I confided my suspicion that I can’t smell it, any more; not really, not how it smells to an outsider.

He looked stricken, on my behalf. ‘You need a stronger dose. You’ll have to stroll through some sugar-and-spices orchards; perhaps that’d do the trick.’

‘Yes, but first I’d have to go to sea for weeks on end.’

‘Ah. Yes.’ He made a show of shuddering.

That, we were agreed on. I indicated for him to draw up a stool, and he settled beside me. The scent of him was of outside: his lodgings’ woodsmoke and the incense of chapel; and, below all that, was…birdsong. Birdsong? Morning air. He smells alive, I thought, and presumably I smell preserved. Even when I do manage to get outside, I’m usually only crossing the yard between my lodgings and here. The air in the yard throbs with baking bread, brewing and roasting. ‘And I’m not sure about those “orchards”,’ I said. ‘I’m not sure that sugar, when it’s growing…well, that it’s anything like what turns up at Southampton. Unless it grows in blue paper wrappers.’

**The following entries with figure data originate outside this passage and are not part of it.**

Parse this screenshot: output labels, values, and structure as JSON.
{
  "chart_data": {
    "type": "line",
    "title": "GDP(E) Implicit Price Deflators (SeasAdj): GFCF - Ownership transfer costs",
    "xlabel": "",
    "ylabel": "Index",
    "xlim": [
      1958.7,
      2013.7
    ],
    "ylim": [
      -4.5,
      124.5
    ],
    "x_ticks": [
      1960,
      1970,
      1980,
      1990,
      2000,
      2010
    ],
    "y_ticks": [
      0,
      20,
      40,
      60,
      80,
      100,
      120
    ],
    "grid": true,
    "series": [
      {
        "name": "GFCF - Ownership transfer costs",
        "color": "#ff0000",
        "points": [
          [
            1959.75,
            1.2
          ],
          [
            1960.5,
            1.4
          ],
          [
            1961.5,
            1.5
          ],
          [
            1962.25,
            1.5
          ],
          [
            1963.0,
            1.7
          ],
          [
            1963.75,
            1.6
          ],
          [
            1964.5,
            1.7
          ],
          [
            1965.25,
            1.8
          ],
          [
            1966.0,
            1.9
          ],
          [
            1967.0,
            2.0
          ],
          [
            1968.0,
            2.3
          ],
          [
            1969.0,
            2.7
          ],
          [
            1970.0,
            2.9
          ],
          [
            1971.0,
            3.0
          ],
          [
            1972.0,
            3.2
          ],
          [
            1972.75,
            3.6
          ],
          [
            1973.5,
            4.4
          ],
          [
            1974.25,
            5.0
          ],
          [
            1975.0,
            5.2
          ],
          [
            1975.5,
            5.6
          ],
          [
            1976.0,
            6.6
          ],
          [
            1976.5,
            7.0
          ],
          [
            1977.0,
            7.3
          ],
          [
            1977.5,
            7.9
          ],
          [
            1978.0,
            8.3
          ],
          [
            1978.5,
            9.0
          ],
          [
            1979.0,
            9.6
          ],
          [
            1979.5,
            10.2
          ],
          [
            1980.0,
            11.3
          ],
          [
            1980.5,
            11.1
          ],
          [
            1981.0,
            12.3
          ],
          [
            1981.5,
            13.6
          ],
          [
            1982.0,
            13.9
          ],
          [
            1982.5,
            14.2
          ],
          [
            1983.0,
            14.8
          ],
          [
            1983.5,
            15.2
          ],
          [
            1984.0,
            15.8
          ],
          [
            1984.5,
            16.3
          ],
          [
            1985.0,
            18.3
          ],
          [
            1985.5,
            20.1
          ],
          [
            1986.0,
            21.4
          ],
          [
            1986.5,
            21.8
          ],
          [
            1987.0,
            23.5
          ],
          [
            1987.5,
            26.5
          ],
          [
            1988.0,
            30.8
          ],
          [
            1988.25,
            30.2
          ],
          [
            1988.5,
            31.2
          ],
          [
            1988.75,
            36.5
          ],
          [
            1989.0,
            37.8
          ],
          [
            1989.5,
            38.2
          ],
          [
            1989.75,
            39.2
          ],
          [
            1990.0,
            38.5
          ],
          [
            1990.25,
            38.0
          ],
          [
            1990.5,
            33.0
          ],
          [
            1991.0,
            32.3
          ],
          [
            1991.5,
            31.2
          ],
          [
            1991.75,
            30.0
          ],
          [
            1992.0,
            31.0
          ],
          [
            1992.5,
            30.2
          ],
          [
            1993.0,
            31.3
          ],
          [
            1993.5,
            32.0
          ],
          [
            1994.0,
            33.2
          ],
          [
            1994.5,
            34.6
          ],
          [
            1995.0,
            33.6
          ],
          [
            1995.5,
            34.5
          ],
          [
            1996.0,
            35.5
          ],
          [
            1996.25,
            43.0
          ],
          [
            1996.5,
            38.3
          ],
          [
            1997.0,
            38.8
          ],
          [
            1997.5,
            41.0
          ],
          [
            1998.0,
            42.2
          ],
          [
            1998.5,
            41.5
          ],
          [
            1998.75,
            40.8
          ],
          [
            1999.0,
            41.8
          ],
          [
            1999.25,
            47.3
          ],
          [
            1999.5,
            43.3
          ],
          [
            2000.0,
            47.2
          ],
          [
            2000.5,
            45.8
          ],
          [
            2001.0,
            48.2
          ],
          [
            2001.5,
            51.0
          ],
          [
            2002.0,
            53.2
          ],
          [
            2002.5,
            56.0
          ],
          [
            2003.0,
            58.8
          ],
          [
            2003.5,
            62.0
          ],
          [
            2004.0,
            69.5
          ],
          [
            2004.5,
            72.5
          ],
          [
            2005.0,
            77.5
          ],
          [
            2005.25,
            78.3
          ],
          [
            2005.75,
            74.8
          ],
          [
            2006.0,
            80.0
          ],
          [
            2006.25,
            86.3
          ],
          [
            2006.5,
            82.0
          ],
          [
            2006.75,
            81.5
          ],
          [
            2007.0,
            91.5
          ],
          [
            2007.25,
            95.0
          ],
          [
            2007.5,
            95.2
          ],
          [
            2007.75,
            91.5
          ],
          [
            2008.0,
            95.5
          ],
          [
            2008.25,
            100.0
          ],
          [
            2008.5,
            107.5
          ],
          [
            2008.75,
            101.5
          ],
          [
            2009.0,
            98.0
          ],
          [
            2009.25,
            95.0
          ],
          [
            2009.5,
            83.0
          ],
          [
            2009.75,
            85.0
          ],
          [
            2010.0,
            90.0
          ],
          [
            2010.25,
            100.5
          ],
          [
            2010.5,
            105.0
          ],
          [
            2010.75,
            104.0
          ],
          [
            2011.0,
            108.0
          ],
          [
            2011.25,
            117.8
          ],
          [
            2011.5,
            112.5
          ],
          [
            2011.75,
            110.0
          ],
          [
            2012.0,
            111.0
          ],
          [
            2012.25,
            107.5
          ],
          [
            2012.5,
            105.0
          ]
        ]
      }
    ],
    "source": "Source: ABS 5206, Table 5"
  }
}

‘Oh.’ He glanced around, expectantly, presumably looking for them, our conical sugar loaves. I broke it to him that he wouldn’t find any, here. They’re locked in a trunk in the spicery. Even I have to apply to the Chief Clerk for my requirements. Then he asked me about spices, about whether they grow. ‘I just can’t imagine them growing,’ he said.

I explained that they’re seeds, mostly.

‘Yes, but that’s it: I can’t imagine the plants.’

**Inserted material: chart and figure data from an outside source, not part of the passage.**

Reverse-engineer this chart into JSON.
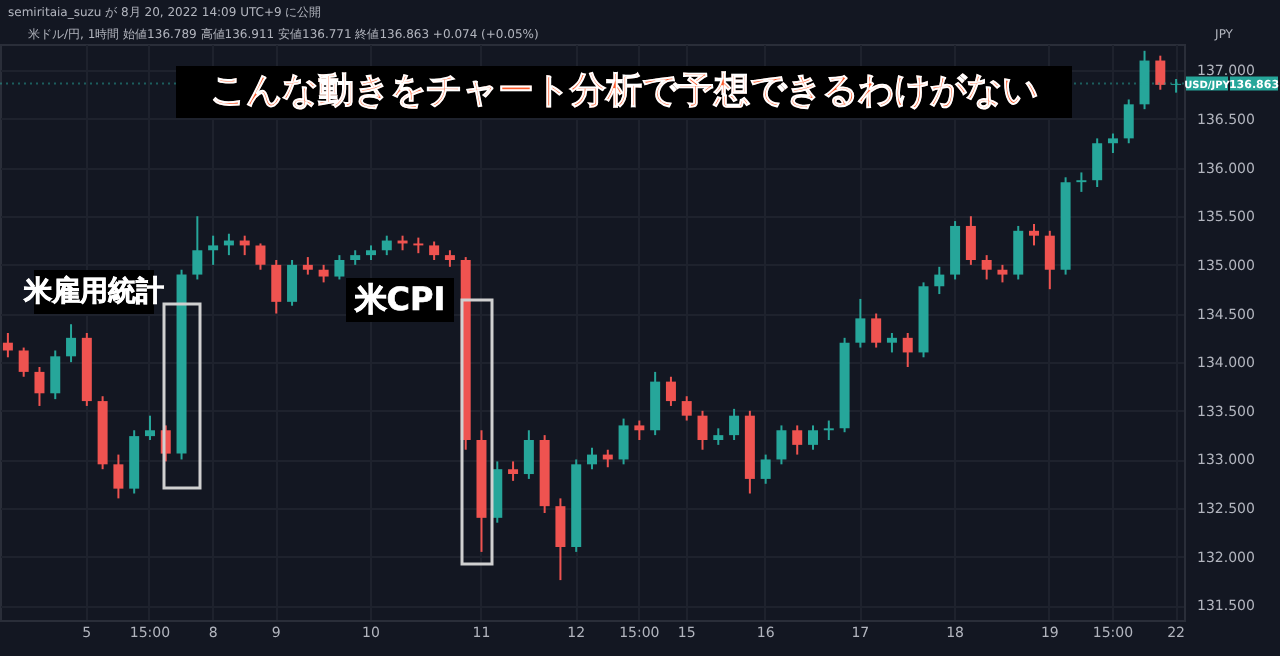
{
  "chart_data": {
    "type": "candlestick",
    "title": "米ドル/円, 1時間 始値136.789 高値136.911 安値136.771 終値136.863 +0.074 (+0.05%)",
    "subtitle": "semiritaia_suzu が 8月 20, 2022 14:09 UTC+9 に公開",
    "ylabel": "JPY",
    "annotations": [
      "こんな動きをチャート分析で予想できるわけがない",
      "米雇用統計",
      "米CPI",
      "136.863"
    ],
    "categories": [
      null,
      null,
      null,
      null,
      null,
      "5",
      null,
      null,
      null,
      "15:00",
      null,
      null,
      null,
      "8",
      null,
      null,
      null,
      "9",
      null,
      null,
      null,
      null,
      null,
      "10",
      null,
      null,
      null,
      null,
      null,
      null,
      "11",
      null,
      null,
      null,
      null,
      null,
      "12",
      null,
      null,
      null,
      "15:00",
      null,
      null,
      "15",
      null,
      null,
      null,
      null,
      "16",
      null,
      null,
      null,
      null,
      null,
      "17",
      null,
      null,
      null,
      null,
      null,
      "18",
      null,
      null,
      null,
      null,
      null,
      "19",
      null,
      null,
      null,
      "15:00",
      null,
      null,
      null,
      "22"
    ],
    "ohlc": [
      [
        134.2,
        134.3,
        134.05,
        134.12
      ],
      [
        134.12,
        134.15,
        133.85,
        133.9
      ],
      [
        133.9,
        133.95,
        133.55,
        133.68
      ],
      [
        133.68,
        134.12,
        133.62,
        134.06
      ],
      [
        134.06,
        134.39,
        134.0,
        134.25
      ],
      [
        134.25,
        134.3,
        133.55,
        133.6
      ],
      [
        133.6,
        133.65,
        132.9,
        132.95
      ],
      [
        132.95,
        133.05,
        132.6,
        132.7
      ],
      [
        132.7,
        133.3,
        132.65,
        133.24
      ],
      [
        133.24,
        133.45,
        133.2,
        133.3
      ],
      [
        133.3,
        133.35,
        132.98,
        133.06
      ],
      [
        133.06,
        134.95,
        133.0,
        134.9
      ],
      [
        134.9,
        135.5,
        134.85,
        135.15
      ],
      [
        135.15,
        135.3,
        135.0,
        135.2
      ],
      [
        135.2,
        135.32,
        135.1,
        135.25
      ],
      [
        135.25,
        135.3,
        135.1,
        135.2
      ],
      [
        135.2,
        135.22,
        134.95,
        135.0
      ],
      [
        135.0,
        135.05,
        134.5,
        134.62
      ],
      [
        134.62,
        135.05,
        134.58,
        135.0
      ],
      [
        135.0,
        135.08,
        134.9,
        134.95
      ],
      [
        134.95,
        135.0,
        134.82,
        134.88
      ],
      [
        134.88,
        135.1,
        134.85,
        135.05
      ],
      [
        135.05,
        135.15,
        135.0,
        135.1
      ],
      [
        135.1,
        135.2,
        135.05,
        135.15
      ],
      [
        135.15,
        135.3,
        135.1,
        135.25
      ],
      [
        135.25,
        135.3,
        135.15,
        135.22
      ],
      [
        135.22,
        135.28,
        135.12,
        135.2
      ],
      [
        135.2,
        135.24,
        135.05,
        135.1
      ],
      [
        135.1,
        135.15,
        134.98,
        135.05
      ],
      [
        135.05,
        135.08,
        133.1,
        133.2
      ],
      [
        133.2,
        133.3,
        132.05,
        132.4
      ],
      [
        132.4,
        132.98,
        132.35,
        132.9
      ],
      [
        132.9,
        132.98,
        132.78,
        132.85
      ],
      [
        132.85,
        133.3,
        132.8,
        133.2
      ],
      [
        133.2,
        133.25,
        132.45,
        132.52
      ],
      [
        132.52,
        132.6,
        131.76,
        132.1
      ],
      [
        132.1,
        133.0,
        132.05,
        132.95
      ],
      [
        132.95,
        133.12,
        132.9,
        133.05
      ],
      [
        133.05,
        133.1,
        132.92,
        133.0
      ],
      [
        133.0,
        133.42,
        132.95,
        133.35
      ],
      [
        133.35,
        133.4,
        133.2,
        133.3
      ],
      [
        133.3,
        133.9,
        133.25,
        133.8
      ],
      [
        133.8,
        133.85,
        133.55,
        133.6
      ],
      [
        133.6,
        133.65,
        133.4,
        133.45
      ],
      [
        133.45,
        133.5,
        133.1,
        133.2
      ],
      [
        133.2,
        133.32,
        133.15,
        133.25
      ],
      [
        133.25,
        133.52,
        133.2,
        133.45
      ],
      [
        133.45,
        133.5,
        132.65,
        132.8
      ],
      [
        132.8,
        133.05,
        132.75,
        133.0
      ],
      [
        133.0,
        133.35,
        132.95,
        133.3
      ],
      [
        133.3,
        133.35,
        133.05,
        133.15
      ],
      [
        133.15,
        133.35,
        133.1,
        133.3
      ],
      [
        133.3,
        133.4,
        133.2,
        133.32
      ],
      [
        133.32,
        134.25,
        133.28,
        134.2
      ],
      [
        134.2,
        134.65,
        134.15,
        134.45
      ],
      [
        134.45,
        134.5,
        134.15,
        134.2
      ],
      [
        134.2,
        134.3,
        134.1,
        134.25
      ],
      [
        134.25,
        134.3,
        133.95,
        134.1
      ],
      [
        134.1,
        134.82,
        134.05,
        134.78
      ],
      [
        134.78,
        134.98,
        134.7,
        134.9
      ],
      [
        134.9,
        135.45,
        134.85,
        135.4
      ],
      [
        135.4,
        135.5,
        135.0,
        135.05
      ],
      [
        135.05,
        135.1,
        134.85,
        134.95
      ],
      [
        134.95,
        135.0,
        134.82,
        134.9
      ],
      [
        134.9,
        135.4,
        134.85,
        135.35
      ],
      [
        135.35,
        135.42,
        135.2,
        135.3
      ],
      [
        135.3,
        135.35,
        134.75,
        134.95
      ],
      [
        134.95,
        135.9,
        134.9,
        135.85
      ],
      [
        135.85,
        135.95,
        135.75,
        135.87
      ],
      [
        135.87,
        136.3,
        135.8,
        136.25
      ],
      [
        136.25,
        136.35,
        136.15,
        136.3
      ],
      [
        136.3,
        136.7,
        136.25,
        136.65
      ],
      [
        136.65,
        137.2,
        136.6,
        137.1
      ],
      [
        137.1,
        137.15,
        136.8,
        136.85
      ],
      [
        136.85,
        136.91,
        136.77,
        136.86
      ]
    ],
    "colors": [
      "#ef5350",
      "#ef5350",
      "#ef5350",
      "#26a69a",
      "#26a69a",
      "#ef5350",
      "#ef5350",
      "#ef5350",
      "#26a69a",
      "#26a69a",
      "#ef5350",
      "#26a69a",
      "#26a69a",
      "#26a69a",
      "#26a69a",
      "#ef5350",
      "#ef5350",
      "#ef5350",
      "#26a69a",
      "#ef5350",
      "#ef5350",
      "#26a69a",
      "#26a69a",
      "#26a69a",
      "#26a69a",
      "#ef5350",
      "#ef5350",
      "#ef5350",
      "#ef5350",
      "#ef5350",
      "#ef5350",
      "#26a69a",
      "#ef5350",
      "#26a69a",
      "#ef5350",
      "#ef5350",
      "#26a69a",
      "#26a69a",
      "#ef5350",
      "#26a69a",
      "#ef5350",
      "#26a69a",
      "#ef5350",
      "#ef5350",
      "#ef5350",
      "#26a69a",
      "#26a69a",
      "#ef5350",
      "#26a69a",
      "#26a69a",
      "#ef5350",
      "#26a69a",
      "#26a69a",
      "#26a69a",
      "#26a69a",
      "#ef5350",
      "#26a69a",
      "#ef5350",
      "#26a69a",
      "#26a69a",
      "#26a69a",
      "#ef5350",
      "#ef5350",
      "#ef5350",
      "#26a69a",
      "#ef5350",
      "#ef5350",
      "#26a69a",
      "#26a69a",
      "#26a69a",
      "#26a69a",
      "#26a69a",
      "#26a69a",
      "#ef5350",
      "#26a69a"
    ],
    "ylim": [
      131.35,
      137.27
    ],
    "yticks": [
      {
        "value": 131.5,
        "label": "131.500"
      },
      {
        "value": 132,
        "label": "132.000"
      },
      {
        "value": 132.5,
        "label": "132.500"
      },
      {
        "value": 133,
        "label": "133.000"
      },
      {
        "value": 133.5,
        "label": "133.500"
      },
      {
        "value": 134,
        "label": "134.000"
      },
      {
        "value": 134.5,
        "label": "134.500"
      },
      {
        "value": 135,
        "label": "135.000"
      },
      {
        "value": 135.5,
        "label": "135.500"
      },
      {
        "value": 136,
        "label": "136.000"
      },
      {
        "value": 136.5,
        "label": "136.500"
      },
      {
        "value": 137,
        "label": "137.000"
      }
    ],
    "ref_lines": [
      {
        "axis": "y",
        "value": 136.863,
        "label": "USD/JPY",
        "color": "#26a69a",
        "line_style": "dotted"
      }
    ],
    "grid": true
  }
}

I considered this. Reaching into a bowl, I took a rose-petal. With it on my palm, I said, ‘I wonder, if you’d never seen a rosebush, whether you could imagine where this came from.’ I passed it to him.

He held it and then rubbed it slowly between forefinger and thumb. It kept its shape, bounced back from every fold; effectively remained untouched. ‘I’d never thought of them as tough,’ he said, and he was as surprised as I’d known he would be. ‘They’re not really delicate at all, are they.’